Six questions à Michel Girardin
1. Point de Mire : Les taux d’intérêts zéro et les rendements négatifs continuent de faire la une des journaux. Quels sont aujourd’hui les « cibles » les plus prometteuses pour l’investisseur ?
Michel Girardin : La politique d’injection massive de liquidités depuis la grande récession de 2007 – 2008 s’est opérée en deux temps. Durant une première phase, les Banques centrales ont réduit les taux d’intérêt directeurs à zéro, puis, voyant que cette mesure était insuffisante pour doper la croissance, elles ont procédé à des rachats d’actifs, principalement obligataires. Cette prise de contrôle intégrale de la courbe des taux d’intérêt a entraîné une faiblesse marquée de ces derniers dans le but d’inciter les investisseurs à la prise de risque, tant monétaire que sur les actifs financiers. C’est le phénomène du « TINA » (There is No Alternative ») où les investisseurs se lancent dans une quête désespérée du rendement. Faute de la trouver sur les actifs peu risqués que sont les placements monétaires et obligataires, ils vont la chercher sur des « cibles » d’investissement beaucoup plus volatiles, comme les actions, l’immobilier, les obligations à haut rendement ou encore les placements alternatifs, que ce soit les Hedge Funds ou le Private Equity. Dans ce dernier cas, les investisseurs sont même disposés à sacrifier la liquidité de leurs placements sur l’autel du rendement espéré.

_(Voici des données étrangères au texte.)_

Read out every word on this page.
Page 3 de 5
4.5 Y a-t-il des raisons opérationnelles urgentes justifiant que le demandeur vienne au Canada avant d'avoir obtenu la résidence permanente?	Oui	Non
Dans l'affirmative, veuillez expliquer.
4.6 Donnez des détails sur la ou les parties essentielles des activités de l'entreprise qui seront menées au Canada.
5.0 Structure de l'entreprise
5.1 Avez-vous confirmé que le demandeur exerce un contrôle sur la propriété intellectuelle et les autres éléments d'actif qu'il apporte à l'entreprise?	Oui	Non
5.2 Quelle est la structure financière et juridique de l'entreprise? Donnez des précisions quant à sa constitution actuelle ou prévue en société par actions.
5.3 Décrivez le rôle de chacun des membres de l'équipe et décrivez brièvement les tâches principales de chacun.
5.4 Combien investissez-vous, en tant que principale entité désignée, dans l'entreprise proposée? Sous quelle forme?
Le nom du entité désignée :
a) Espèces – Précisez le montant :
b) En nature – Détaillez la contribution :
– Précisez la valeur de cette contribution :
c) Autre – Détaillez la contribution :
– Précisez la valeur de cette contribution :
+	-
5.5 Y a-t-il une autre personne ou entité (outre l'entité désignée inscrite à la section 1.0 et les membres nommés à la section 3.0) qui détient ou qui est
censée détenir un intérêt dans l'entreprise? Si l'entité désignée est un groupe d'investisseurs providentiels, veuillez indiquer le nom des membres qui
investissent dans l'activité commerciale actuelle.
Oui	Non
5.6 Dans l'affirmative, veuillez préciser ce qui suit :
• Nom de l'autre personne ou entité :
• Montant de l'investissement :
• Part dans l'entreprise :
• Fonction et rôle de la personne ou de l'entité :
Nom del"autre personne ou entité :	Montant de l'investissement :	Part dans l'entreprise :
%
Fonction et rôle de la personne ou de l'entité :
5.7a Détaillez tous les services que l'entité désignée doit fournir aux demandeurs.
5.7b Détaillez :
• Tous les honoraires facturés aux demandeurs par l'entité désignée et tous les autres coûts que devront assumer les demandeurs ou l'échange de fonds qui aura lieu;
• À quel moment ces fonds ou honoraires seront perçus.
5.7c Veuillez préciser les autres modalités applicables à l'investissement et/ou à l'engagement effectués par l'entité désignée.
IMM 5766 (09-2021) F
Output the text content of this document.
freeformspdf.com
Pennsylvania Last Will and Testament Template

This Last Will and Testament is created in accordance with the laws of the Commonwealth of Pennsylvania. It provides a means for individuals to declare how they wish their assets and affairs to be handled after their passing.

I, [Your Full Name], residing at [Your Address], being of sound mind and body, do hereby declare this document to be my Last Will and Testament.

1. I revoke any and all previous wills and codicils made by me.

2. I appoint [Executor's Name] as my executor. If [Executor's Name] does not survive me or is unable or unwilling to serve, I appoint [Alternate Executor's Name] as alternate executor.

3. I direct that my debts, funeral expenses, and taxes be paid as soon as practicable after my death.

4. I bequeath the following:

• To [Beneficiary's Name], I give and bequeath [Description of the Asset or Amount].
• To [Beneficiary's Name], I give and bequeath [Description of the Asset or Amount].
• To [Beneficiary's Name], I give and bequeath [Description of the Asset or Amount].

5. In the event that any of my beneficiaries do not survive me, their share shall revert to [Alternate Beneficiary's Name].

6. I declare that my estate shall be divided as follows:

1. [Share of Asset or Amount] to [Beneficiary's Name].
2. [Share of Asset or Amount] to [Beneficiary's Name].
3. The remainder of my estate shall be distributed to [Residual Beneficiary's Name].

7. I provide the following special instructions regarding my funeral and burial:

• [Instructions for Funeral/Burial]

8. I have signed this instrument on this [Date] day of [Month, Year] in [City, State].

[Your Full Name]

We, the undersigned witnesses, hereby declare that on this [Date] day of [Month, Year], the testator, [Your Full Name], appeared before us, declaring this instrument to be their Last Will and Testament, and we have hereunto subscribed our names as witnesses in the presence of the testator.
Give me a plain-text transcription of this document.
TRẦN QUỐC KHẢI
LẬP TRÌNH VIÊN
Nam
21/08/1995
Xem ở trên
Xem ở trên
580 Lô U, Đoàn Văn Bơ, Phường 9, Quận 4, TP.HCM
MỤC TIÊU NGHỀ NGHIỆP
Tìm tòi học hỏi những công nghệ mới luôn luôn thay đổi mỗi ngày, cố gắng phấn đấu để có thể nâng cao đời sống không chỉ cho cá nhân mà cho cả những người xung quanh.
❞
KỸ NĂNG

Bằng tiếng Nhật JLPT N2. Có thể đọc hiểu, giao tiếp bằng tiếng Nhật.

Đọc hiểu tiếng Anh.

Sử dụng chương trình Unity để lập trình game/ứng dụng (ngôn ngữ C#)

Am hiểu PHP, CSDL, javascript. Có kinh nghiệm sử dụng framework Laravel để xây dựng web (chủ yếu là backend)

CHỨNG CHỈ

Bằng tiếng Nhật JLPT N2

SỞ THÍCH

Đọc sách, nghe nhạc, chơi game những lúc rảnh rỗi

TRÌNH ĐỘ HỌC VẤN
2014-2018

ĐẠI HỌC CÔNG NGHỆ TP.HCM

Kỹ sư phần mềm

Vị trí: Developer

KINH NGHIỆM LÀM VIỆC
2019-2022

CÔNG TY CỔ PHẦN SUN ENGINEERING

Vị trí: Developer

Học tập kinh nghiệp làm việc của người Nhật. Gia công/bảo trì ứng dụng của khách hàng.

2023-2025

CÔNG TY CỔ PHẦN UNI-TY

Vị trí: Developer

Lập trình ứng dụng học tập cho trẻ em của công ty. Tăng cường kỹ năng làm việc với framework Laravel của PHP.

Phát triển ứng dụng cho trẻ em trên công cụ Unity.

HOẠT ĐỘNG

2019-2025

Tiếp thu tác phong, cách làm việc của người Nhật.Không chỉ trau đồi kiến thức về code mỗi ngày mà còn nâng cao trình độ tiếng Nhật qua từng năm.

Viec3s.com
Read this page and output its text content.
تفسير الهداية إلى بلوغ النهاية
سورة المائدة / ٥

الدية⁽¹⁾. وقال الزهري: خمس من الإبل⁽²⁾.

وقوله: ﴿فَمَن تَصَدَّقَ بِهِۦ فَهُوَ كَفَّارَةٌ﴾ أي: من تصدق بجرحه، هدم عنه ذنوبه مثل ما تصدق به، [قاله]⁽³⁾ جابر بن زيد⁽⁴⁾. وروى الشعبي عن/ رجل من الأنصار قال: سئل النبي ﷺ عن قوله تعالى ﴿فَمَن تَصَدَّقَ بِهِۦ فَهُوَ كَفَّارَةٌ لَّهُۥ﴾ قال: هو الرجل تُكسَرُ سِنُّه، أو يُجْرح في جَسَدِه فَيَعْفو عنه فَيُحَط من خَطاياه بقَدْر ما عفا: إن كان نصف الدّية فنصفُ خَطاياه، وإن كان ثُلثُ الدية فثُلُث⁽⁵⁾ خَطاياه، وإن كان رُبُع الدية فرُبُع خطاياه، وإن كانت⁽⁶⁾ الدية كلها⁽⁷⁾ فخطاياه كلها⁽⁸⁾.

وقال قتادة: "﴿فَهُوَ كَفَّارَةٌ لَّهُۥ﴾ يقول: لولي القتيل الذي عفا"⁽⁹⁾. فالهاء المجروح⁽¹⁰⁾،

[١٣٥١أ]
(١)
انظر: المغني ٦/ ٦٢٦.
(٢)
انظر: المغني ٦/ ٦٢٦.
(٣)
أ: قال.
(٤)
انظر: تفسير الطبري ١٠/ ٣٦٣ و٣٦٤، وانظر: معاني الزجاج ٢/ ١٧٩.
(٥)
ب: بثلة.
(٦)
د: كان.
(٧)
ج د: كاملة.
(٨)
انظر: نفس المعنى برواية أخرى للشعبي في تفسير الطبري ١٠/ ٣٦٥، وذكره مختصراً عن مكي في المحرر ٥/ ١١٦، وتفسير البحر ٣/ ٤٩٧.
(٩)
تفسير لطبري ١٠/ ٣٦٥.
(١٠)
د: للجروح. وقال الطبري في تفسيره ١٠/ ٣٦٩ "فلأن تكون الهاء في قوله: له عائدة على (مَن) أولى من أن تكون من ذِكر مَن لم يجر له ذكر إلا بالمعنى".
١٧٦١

2. PdM : D’après vous comment la Banque Centrale Européenne (BCE) pourrait-elle surmonter la « trappe à liquidités » qui paralyse notamment les gouvernements ?
M.G : Il est très difficile pour une Banque centrale de contrer des pressions déflationnistes, telles que celles qui naissent de la trappe à liquidités. La politique monétaire agit de manière asymétrique sur la croissance et les prix. Lorsque la surchauffe menace, il est relativement aisé pour toute Banque Centrale de contrer la menace inflationniste. Il suffit pour ce faire de monter les taux d’intérêt au niveau qu’elle jugera nécessaire pour réduire la demande de crédits par les consommateurs et les entreprises. Dans le cas inverse d’une injection de liquidités visant à doper croissance et inflation, le succès de cette politique « d’argent facile » passe par le bon vouloir des banques commerciales à octroyer davantage de crédits aux entreprises et aux ménages. Lorsque cette situation d’insuffisance de la demande fait suite à un excès d’endettement, comme c’est le cas depuis la Grande Récession de 2007-2008, les banques rechignent à étendre leurs activités de crédit, car leurs bilans souffrent d’un manque de fonds propres, ou d’un excès de crédits non-performants, voire de la combinaison de ces 2 facteurs. A cet égard, le Japon constitue un cas d’école qui illustre parfaitement l’immense difficulté pour la Banque centrale de sortir le pays de la trappe à liquidité. La BCE est confrontée à la menace de « Japonisation » de la zone Euro. Les manuels d’économie sont très clairs sur la question de l’efficacité de la politique monétaire lorsqu’il s’agit de sortir d’une trappe à liquidité : elle est nulle ! La seule manière pour que cette politique soit couronnée de succès est de la lier à la politique budgétaire.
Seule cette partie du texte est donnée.